Can meeting minutes be 100% redacted? Appellate Court to weigh in.

UPDATE (3/4/2017): The Appellate Division ruling will be available online after 10 a.m. on Monday, March 6, 2017. See the “unpublished opinions” in the right-hand column on the Judiciary’s web site HERE.

When providing copies of closed (or executive) session minutes under OPRA, public agencies may redact (black out text) as appropriate. For example, they may redact for open issues in order to protect a negotiating position with regard to an unresolved settlement or contract. Over time, matters resolve and there may no longer be need for secrecy. Thus, we would expect to see fewer redactions, if any, for a meeting that took place several years ago versus one held a few months ago. Even for recent closed session meetings, there would seem little need to redact everything — for instance, it seems the name of the person making a comment could be shown along with text that shows the comment topic, even if there is legitimate reason to redact the substance of the comment itself.

There is an interesting case now before the Appellate Division — Dean Smith v. Swedesboro-Woolwich School District (Gloucester County)– that addresses this very issue. In response to an OPRA request for minutes of a closed School Board meeting held in January 2014, some 14 months prior to his OPRA request, Smith received minutes that were entirely redacted except for the date, page number, and subject headers like “personnel issue” or “superintendent’s contract”.

Superior Court Judge Georgia M. Curio ruled in September of 2015, after having reviewed the unredacted minutes, that redactions were proper and covered by one or more legal exemptions.

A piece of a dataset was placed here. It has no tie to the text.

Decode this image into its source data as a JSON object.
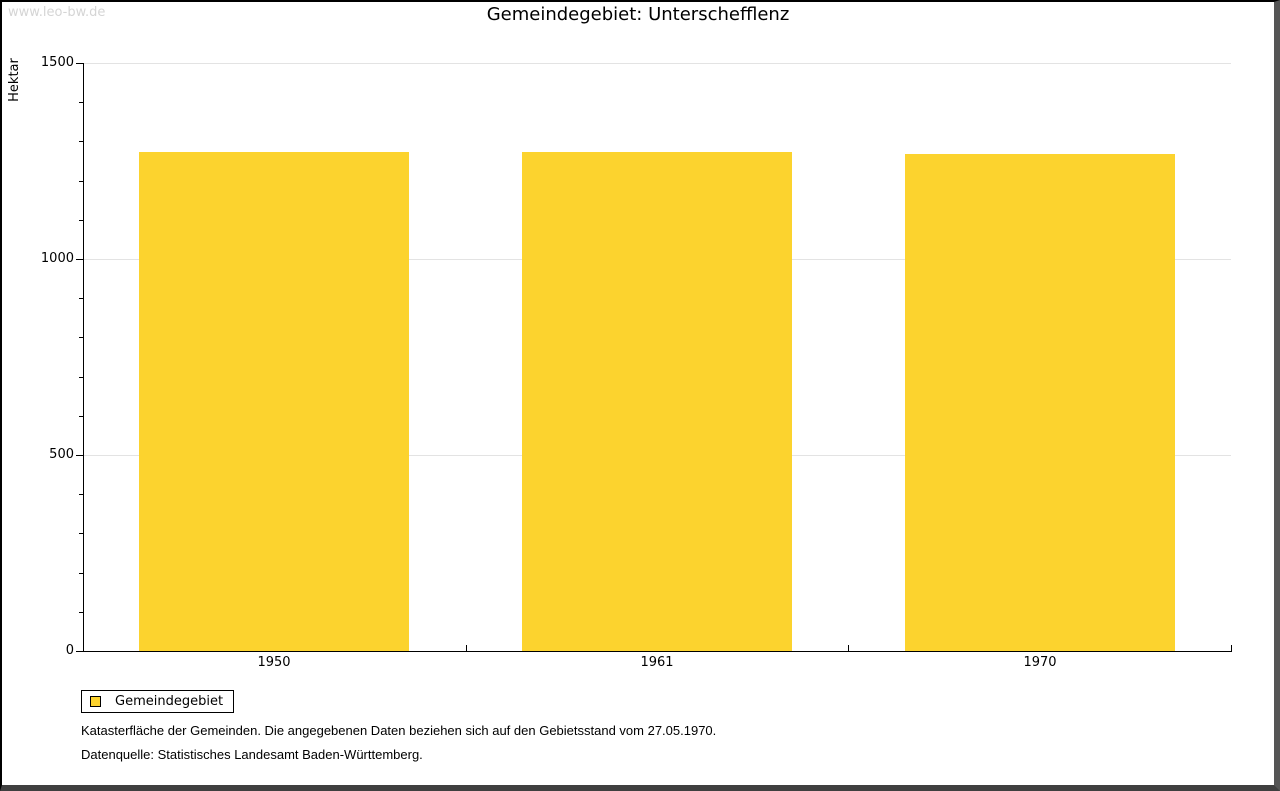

Smith’s attorney, Donald M. Doherty Jr., pointed to a 1991 NJ Supreme Court opinion that the OPRA exception allowing for private discussion of personnel matters was “‘designed to enable the public body to determine the appropriate action … [and] not to withhold from the public either the public body’s determination’ or the rational for such determination.” He argued that the School Board had not met its burden in justifying the non-disclosure of details some 14 months after its meeting. Statements of exemption applied on a blanket basis, as provided in the OPRA response, “do not allow the public to know or discern with any reasonable clarity what was discussed in the nonpublic meetings or what actions were taken,” Doherty argued.

The case has been appealed and has Appellate Docket No. A-000840-15.